THE media treated it as good news when the Metropolitan Transportation Authority and Local 100 of the Transport Workers Union said last week that they’d settle their next contract through binding arbitration.
True, arbitration means the Jan. 16 expiration of the current Local 100 contract will bring no repeat of the December 2005 transit strike—but it also means the MTA has blown its only real chance to reduce projected operating costs and free some existing resources for vital infrastructure improvements over the next few years.
The MTA faces the worst fiscal crisis of its 41-year history—and 60 percent of its budget is essentially dictated by labor contracts, which can be renegotiated only once every few years. Yet MTA board members and Gov. Paterson chose now, of all years, to abdicate one of their key responsibilities by punting the next deal to a panel of unaccountable labor arbitrators.
It wasn’t as if transit workers were itching to stage another walkout. Local 100 and its members were heavily (and appropriately) penalized for their last strike. Union chief Roger Toussaint was crying poverty when a judge agreed last November to reinstitute automatic dues collection—but only after the MTA had signaled its support, and after Toussaint had submitted an affidavit saying that the union had no intention to strike again “now or in the future.”
It’s hard to tell if the MTA tried to use its new leverage over the union to good effect, because officials wouldn’t disclose anything useful about the latest, truncated round of contract talks.
“We’ve had very intense negotiations with TWU, with Roger Toussaint, and I’m very hopeful [for] a satisfactory outcome,” MTA chief Elliot Sander said in a NY1 interview Dec. 31. Yet documents show that both sides had already declared an impasse on Dec. 23.
“The principal differences between the parties include contract duration, economic terms and other terms and conditions of employment,” the MTA’s labor-relations director wrote in early January to the Public Employment Relations Board, the labor-friendly state agency which will oversee the arbitration process.
So how do MTA and the TWU differ on “contract duration”? What did the MTA want from the union, and vice versa?
Important questions, but the answers have yet to be shared with taxpayers or straphangers.
This much is clear: Given the complexity of the transit system, and given the union’s many job titles and work rules, the MTA has even more to gain than most New York government agencies from adopting a creative approach to contract negotiations.
State labor arbitrators, though, aren’t known for creativity, but for status quo solutions.
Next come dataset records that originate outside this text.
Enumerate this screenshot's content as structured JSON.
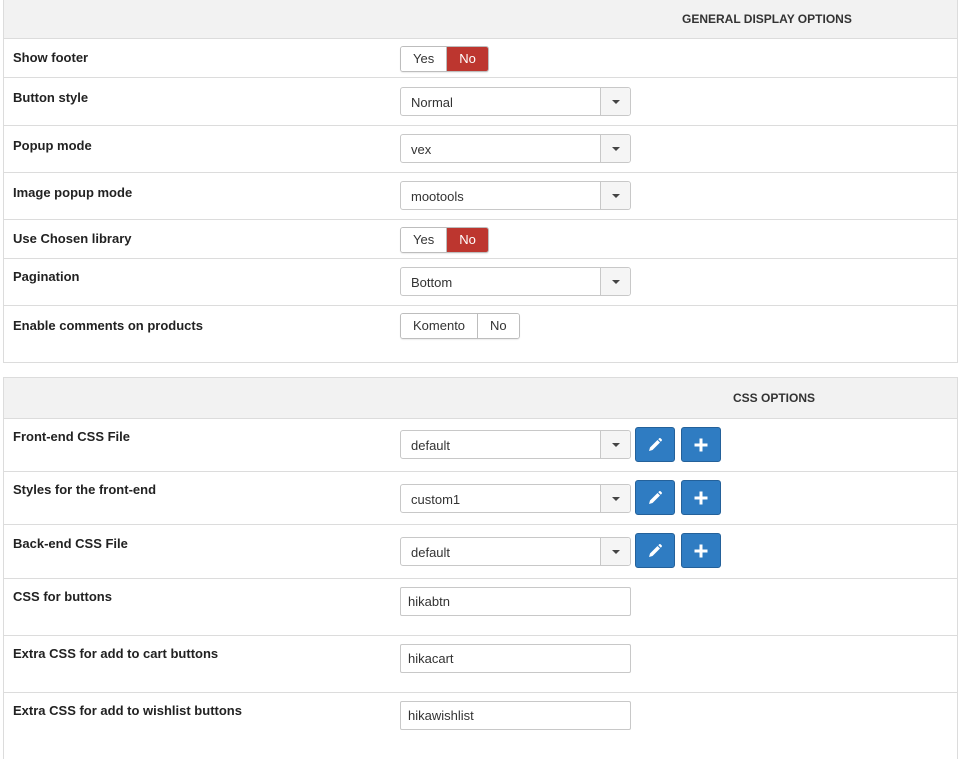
{
  "general": {
    "title": "GENERAL DISPLAY OPTIONS",
    "rows": [
      {
        "label": "Show footer",
        "type": "toggle",
        "options": [
          "Yes",
          "No"
        ],
        "selected": "No"
      },
      {
        "label": "Button style",
        "type": "select",
        "value": "Normal"
      },
      {
        "label": "Popup mode",
        "type": "select",
        "value": "vex"
      },
      {
        "label": "Image popup mode",
        "type": "select",
        "value": "mootools"
      },
      {
        "label": "Use Chosen library",
        "type": "toggle",
        "options": [
          "Yes",
          "No"
        ],
        "selected": "No"
      },
      {
        "label": "Pagination",
        "type": "select",
        "value": "Bottom"
      },
      {
        "label": "Enable comments on products",
        "type": "toggle",
        "options": [
          "Komento",
          "No"
        ],
        "selected": "none"
      }
    ]
  },
  "css": {
    "title": "CSS OPTIONS",
    "rows": [
      {
        "label": "Front-end CSS File",
        "type": "select",
        "value": "default",
        "buttons": [
          "pencil-icon",
          "plus-icon"
        ]
      },
      {
        "label": "Styles for the front-end",
        "type": "select",
        "value": "custom1",
        "buttons": [
          "pencil-icon",
          "plus-icon"
        ]
      },
      {
        "label": "Back-end CSS File",
        "type": "select",
        "value": "default",
        "buttons": [
          "pencil-icon",
          "plus-icon"
        ]
      },
      {
        "label": "CSS for buttons",
        "type": "input",
        "value": "hikabtn"
      },
      {
        "label": "Extra CSS for add to cart buttons",
        "type": "input",
        "value": "hikacart"
      },
      {
        "label": "Extra CSS for add to wishlist buttons",
        "type": "input",
        "value": "hikawishlist"
      }
    ]
  },
  "colors": {
    "active_toggle": "#bd362f",
    "icon_button": "#2f7cc2",
    "header_bg": "#f2f2f2"
  }
}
Paterson and the board thus squandered the chance to see if Sander could use more flexible work rules to improve service for less money.
As if that weren’t bad enough, arbitration means the MTA is now risking even bigger budget shortfalls over the next few years.
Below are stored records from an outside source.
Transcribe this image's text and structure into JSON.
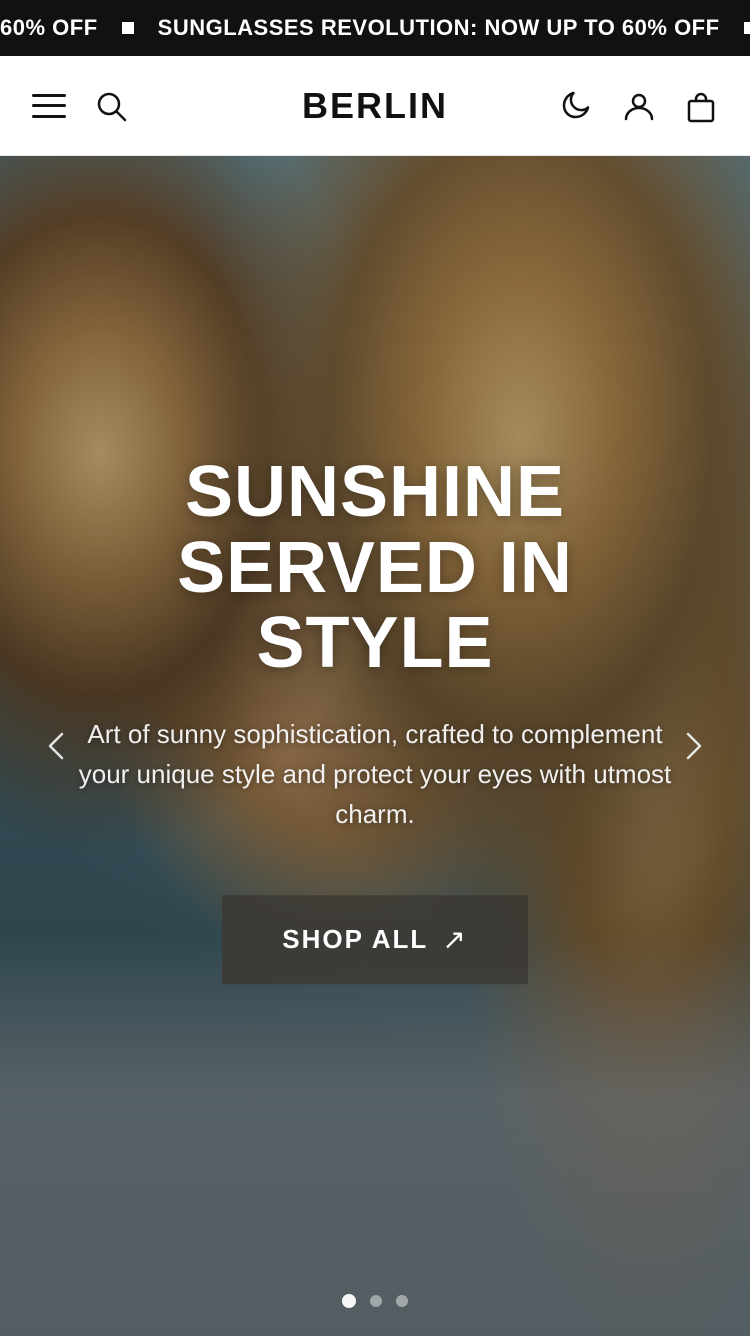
{
  "announcement": {
    "texts": [
      "60% OFF",
      "SUNGLASSES REVOLUTION: NOW UP TO 60% OFF",
      "60% OFF",
      "SUNGLASSES REVOLUTION: NOW UP TO 60% OFF"
    ],
    "combined": "60% OFF  ■  SUNGLASSES REVOLUTION: NOW UP TO 60% OFF  ■  60% OFF  ■  SUNGLASSES REVOLUTION: NOW UP TO 60% OFF"
  },
  "header": {
    "logo": "BERLIN",
    "menu_label": "Menu",
    "search_label": "Search",
    "dark_mode_label": "Dark Mode",
    "account_label": "Account",
    "cart_label": "Cart"
  },
  "hero": {
    "title": "SUNSHINE SERVED IN STYLE",
    "subtitle": "Art of sunny sophistication, crafted to complement your unique style and protect your eyes with utmost charm.",
    "cta_label": "SHOP ALL",
    "cta_arrow": "↗",
    "prev_label": "Previous",
    "next_label": "Next"
  },
  "carousel": {
    "total_slides": 3,
    "active_slide": 1
  },
  "colors": {
    "announcement_bg": "#111111",
    "header_bg": "#ffffff",
    "cta_bg": "rgba(60,57,52,0.88)",
    "accent": "#ffffff"
  }
}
The authority’s latest financial plan assumed that union wages would rise at just half the Consumer Price Index rate this year, and follow the inflation rate after that. But arbitrators could choose a much more generous pattern—such as the 4 percent annual pay hikes that Mayor Bloomberg gave several city unions this year as the economic crisis unfolded, with no productivity givebacks in return.
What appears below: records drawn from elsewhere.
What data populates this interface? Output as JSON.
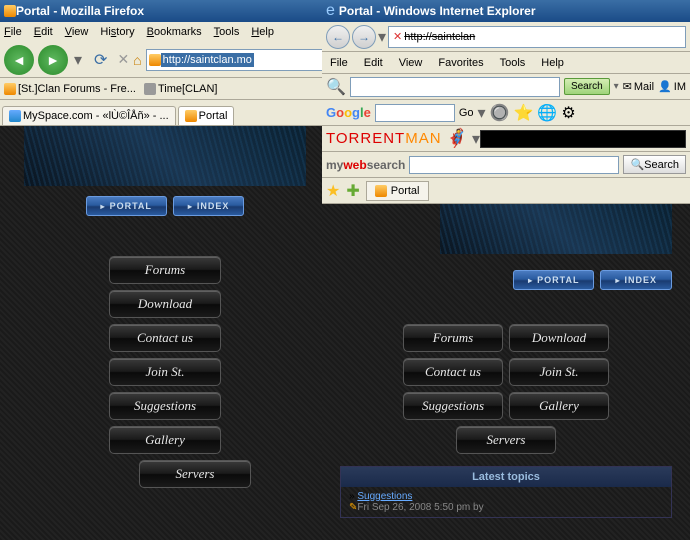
{
  "firefox": {
    "title": "Portal - Mozilla Firefox",
    "menu": [
      "File",
      "Edit",
      "View",
      "History",
      "Bookmarks",
      "Tools",
      "Help"
    ],
    "url": "http://saintclan.mo",
    "bookmarks": [
      "[St.]Clan Forums - Fre...",
      "Time[CLAN]"
    ],
    "tabs": [
      "MySpace.com - «lÙ©ÎÅñ» - ...",
      "Portal"
    ]
  },
  "ie": {
    "title": "Portal - Windows Internet Explorer",
    "url": "http://saintclan",
    "menu": [
      "File",
      "Edit",
      "View",
      "Favorites",
      "Tools",
      "Help"
    ],
    "search_btn": "Search",
    "mail": "Mail",
    "im": "IM",
    "google": "Google",
    "go": "Go",
    "torrent": "TORRENTMAN",
    "mws": [
      "my",
      "web",
      "search"
    ],
    "mws_search": "Search",
    "tab": "Portal"
  },
  "site": {
    "nav": [
      "PORTAL",
      "INDEX"
    ],
    "buttons": [
      "Forums",
      "Download",
      "Contact us",
      "Join St.",
      "Suggestions",
      "Gallery",
      "Servers"
    ],
    "latest": {
      "header": "Latest topics",
      "topic": "Suggestions",
      "meta": "Fri Sep 26, 2008 5:50 pm by"
    }
  }
}
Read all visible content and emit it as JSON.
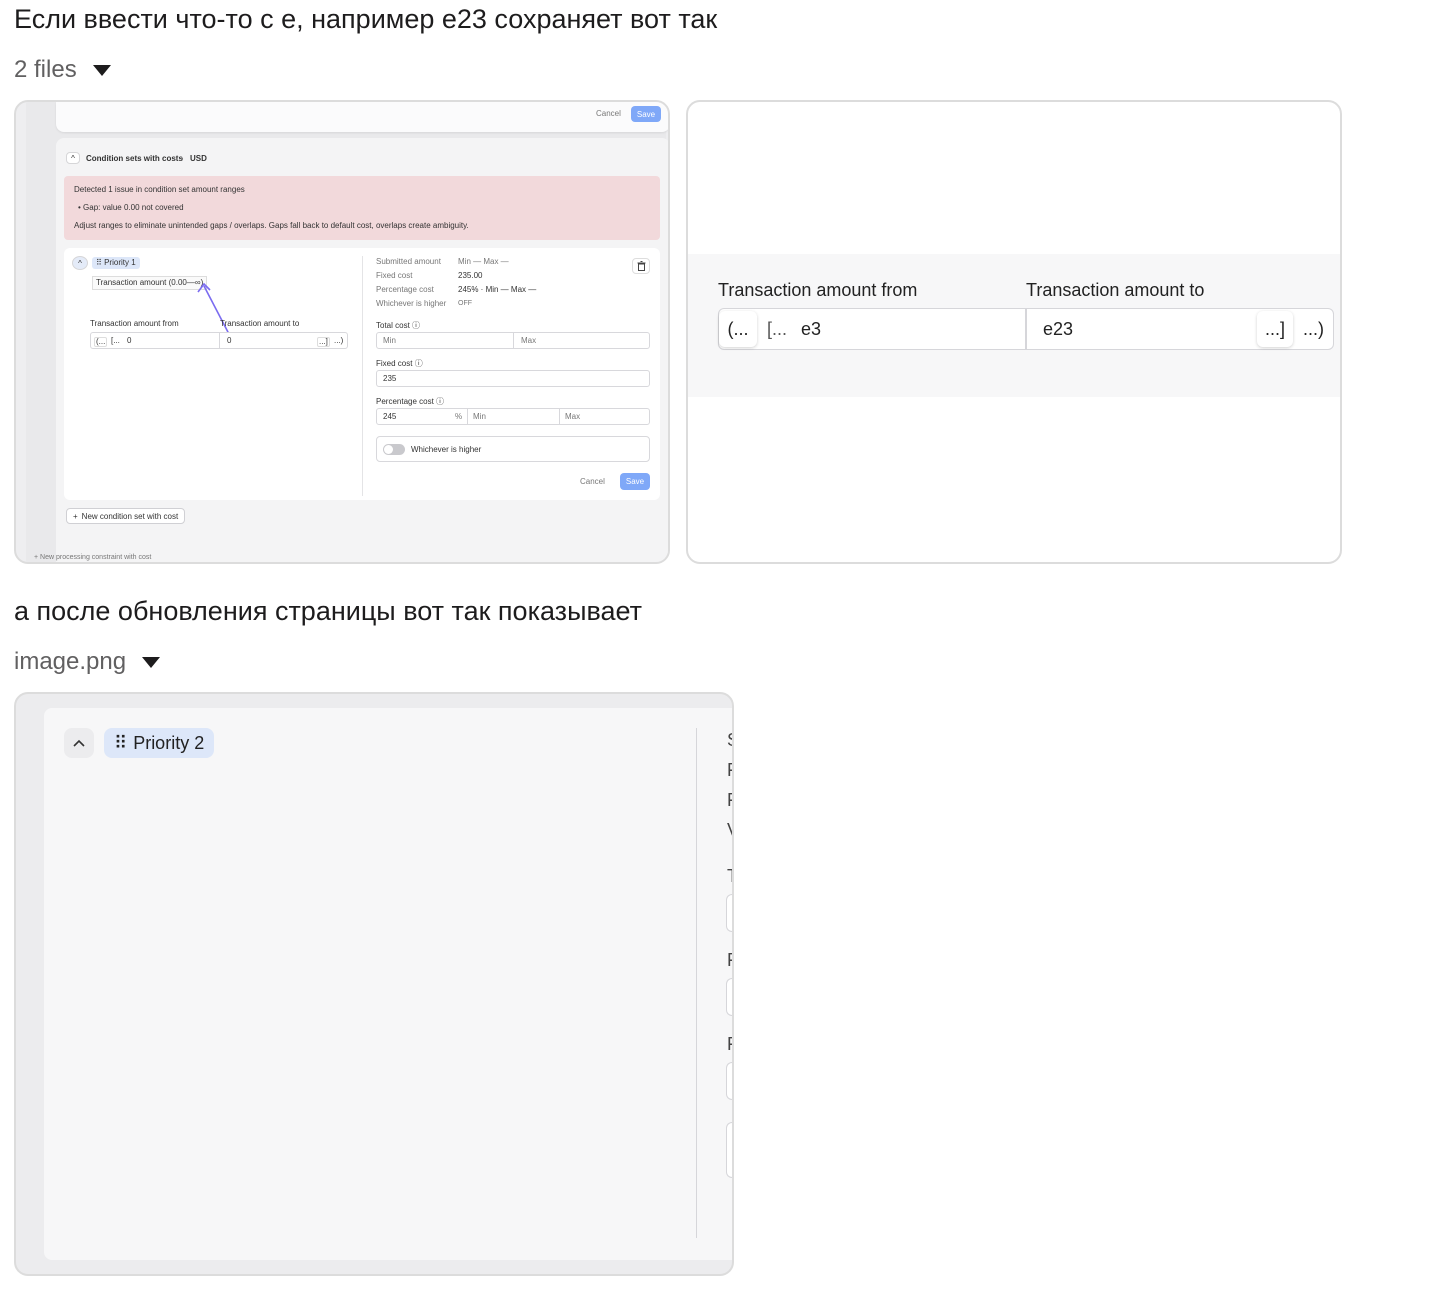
{
  "messages": [
    {
      "text": "Если ввести что-то с е, например е23 сохраняет вот так",
      "files_label": "2 files"
    },
    {
      "text": "а после обновления страницы  вот так показывает",
      "files_label": "image.png"
    }
  ],
  "thumb1": {
    "cancel_top": "Cancel",
    "save_top": "Save",
    "section_title": "Condition sets with costs",
    "section_dot": "·",
    "currency": "USD",
    "alert_title": "Detected 1 issue in condition set amount ranges",
    "alert_bullet": "Gap: value 0.00 not covered",
    "alert_hint": "Adjust ranges to eliminate unintended gaps / overlaps. Gaps fall back to default cost, overlaps create ambiguity.",
    "priority": "Priority 1",
    "range_label": "Transaction amount (0.00—∞)",
    "from_label": "Transaction amount from",
    "to_label": "Transaction amount to",
    "from_open": "(...",
    "from_bracket": "[...",
    "from_value": "0",
    "to_value": "0",
    "to_bracket": "...]",
    "to_close": "...)",
    "summary": {
      "submitted_label": "Submitted amount",
      "submitted_value": "Min  —   Max  —",
      "fixed_label": "Fixed cost",
      "fixed_value": "235.00",
      "percentage_label": "Percentage cost",
      "percentage_value": "245%  ·  Min  —   Max  —",
      "whichever_label": "Whichever is higher",
      "whichever_value": "OFF"
    },
    "total_cost_label": "Total cost",
    "total_min": "Min",
    "total_max": "Max",
    "fixed_cost_label": "Fixed cost",
    "fixed_cost_value": "235",
    "percentage_cost_label": "Percentage cost",
    "percentage_cost_value": "245",
    "percent_sign": "%",
    "percentage_min": "Min",
    "percentage_max": "Max",
    "whichever_toggle_label": "Whichever is higher",
    "cancel_bottom": "Cancel",
    "save_bottom": "Save",
    "new_condition_set": "New condition set with cost",
    "new_constraint": "New processing constraint with cost",
    "plus": "+"
  },
  "thumb2": {
    "from_label": "Transaction amount from",
    "to_label": "Transaction amount to",
    "from_open": "(...",
    "from_bracket": "[...",
    "from_value": "e3",
    "to_value": "e23",
    "to_bracket": "...]",
    "to_close": "...)"
  },
  "thumb3": {
    "priority": "Priority 2",
    "clipped_letters": [
      "S",
      "F",
      "F",
      "V",
      "T",
      "F",
      "F"
    ]
  },
  "colors": {
    "accent": "#7fa8f8",
    "alert_bg": "#f2d9db",
    "priority_badge": "#dde7f9",
    "arrow": "#7b6cf0"
  },
  "icons": [
    "caret-down-icon",
    "chevron-up-icon",
    "drag-handle-icon",
    "trash-icon",
    "info-icon",
    "plus-icon"
  ]
}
Meanwhile, arbitration gives the TWU three more years of breathing room to recover from the strike, with backing from Albany allies like former City Councilman and newly-minted state Sen. Joseph Addabbo (D-Queens)—who was endorsed by Local 100 and has supported the TWU’s “Taylor Law reform” agenda.
Not that the union didn’t already have friends in key places: The governor’s father, labor lawyer Basil Paterson, was Local 100’s negotiator in 2005, and political consultant Bill Lynch has advised both Toussaint and David Paterson.
For sheer short-sightedness, the decision by the Paterson-controlled MTA to seek binding arbitration of the next Local 100 contract may end up rivaling the Pataki-era MTA’s decision to saddle the authority with huge levels of added debt.
Another three or more years of compounding the transit system’s unsustainable labor costs—plus allowing TWU to rebuild its strike fund—will drain even more resources from the system’s already limited capacity for investing in its infrastructure.
The MTA this week will beg Albany for more than $1 billion a year in new taxes and tolls to close its huge budget gaps and provide a stable source of new funding for the transit system’s operating and capital needs. But, in the wake of last week’s arbitration announcement, it appears too much of any new money will be flowing into the same old bottomless pit.